Com a saída do A350, parecia que o 767 ia ganhar ainda mais relevância. Parecia. Até a semana passada. Na semana passada, a Latam pediu autorização na Justiça, dentro do seu processo de Chapter 11, para vender 9 de seus 767-300ER. Se confirmado, apenas 4 767 devem sobrar, os de prefixo PT-MSO, PT-MSS, PT-MSV e PT-MSY.

E como fica a frota internacional da Latam?

Apesar de parecer que tudo está perdido, pode não estar. Na pandemia, os 767 estão realizando rotas internacionais para 3 destinos: Lisboa, Cidade do México (com voos via Cancun) e Nova York. O restante está apenas fazendo voos domésticos. Assim, considerando que o 777 volta a Nova York assim que as fronteiras dos EUA forem reabertas para brasileiros, apenas 2 destinos devem permanecer na malha do 767. O 777 deve continuar com seus voos e o resto dos destinos fica com um carinha que ficou meio desaparecido no texto: Boeing 787!

O primeiro 787-8 da LAN pousando em Madri. Foto: Javier Pedreira/Flickr

A Latam Brasil nunca operou com o 787, apenas a Latam Chile. Mas antes da pandemia, a Latam utilizava o 787 para alguns voos partindo do Brasil, como o voo Guarulhos – Tel Aviv, em Israel. Ela o usava com base na 5ª Liberdade do Ar, que prega que um voo de uma empresa pode partir de um país A para um país B, mas parando para pegar ou desembarcar passageiros em um país C. Assim, o voo da Latam na verdade era Santiago – Tel Aviv com parada em Guarulhos. Porém, algumas coisas vem acontecendo e sinalizando que esse cenário vai mudar.

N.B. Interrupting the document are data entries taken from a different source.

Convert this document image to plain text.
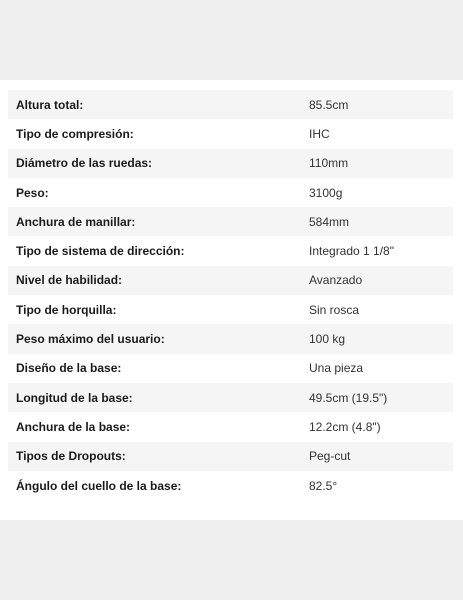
Altura total:	85.5cm
Tipo de compresión:	IHC
Diámetro de las ruedas:	110mm
Peso:	3100g
Anchura de manillar:	584mm
Tipo de sistema de dirección:	Integrado 1 1/8"
Nivel de habilidad:	Avanzado
Tipo de horquilla:	Sin rosca
Peso máximo del usuario:	100 kg
Diseño de la base:	Una pieza
Longitud de la base:	49.5cm (19.5")
Anchura de la base:	12.2cm (4.8")
Tipos de Dropouts:	Peg-cut
Ángulo del cuello de la base:	82.5°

Em Outubro de 2020, a ANAC e o DGAC (Direção Geral de Aeronáutica Civil), do Chile, assinaram um acordo de Cooperação Técnica. Esse acordo passou a permitir que aeronaves chilenas possam operar voos domésticos no Brasil e vice-versa com menos burocracia que antes, já que necessitava ter uma observação nos documentos, algo que foi dispensado. No entanto, esse acordo não dispensa a obrigatoriedade de tripulantes brasileiros operando os voos.

Boeing 787-8 da Latam em Guarulhos. Será que essa cena se tornará mais comum do que já é? Foto: Alobos Life/Flickr

Recentemente, circulou na imprensa que a Latam estaria se movimentando para homologar o 787 no Brasil, para que ele possa operar voos partindo do Brasil com pilotos brasileiros. No entanto, um documento da ANAC, o “Operation Evaluation Report” do Boeing 787, circulou pelos grupos de whatsapp. O documento prevê que o tipo de habilitação para pilotos será unico, sendo denominado B777/787 e já deixa exemplificado como seriam os treinamentos tanto de pilotos que venham de outro equipamentos, tanto de pilotos que já voam Boeing tanto o treinamento de diferenças para os pilotos de 777. Além disso, alguns pilotos de 777 já confirmaram essa informação na internet.

Boeing 787-9 da Latam pousando em Frankfurt. Foto: Oliver Holzbauer/Flickr

Sendo assim, sobretudo com a saída do A350 e de vários 767, no futuro podemos esperar que os 787 da Latam Chile também venham voar na Latam Brasil. Oficialmente, a empresa não confirmou nada, mas são grandes as chances disso acontecer. Porém, documentações como essa não são aprovadas atoa, já que nem Gol nem Azul teriam interesse nessa homologação, só a Latam. Sendo assim, esse é mais um caso que precisaremos de aguardar pra ver o desenrolar da coisa! Continuaremos de olho e informaremos cada atualização nova!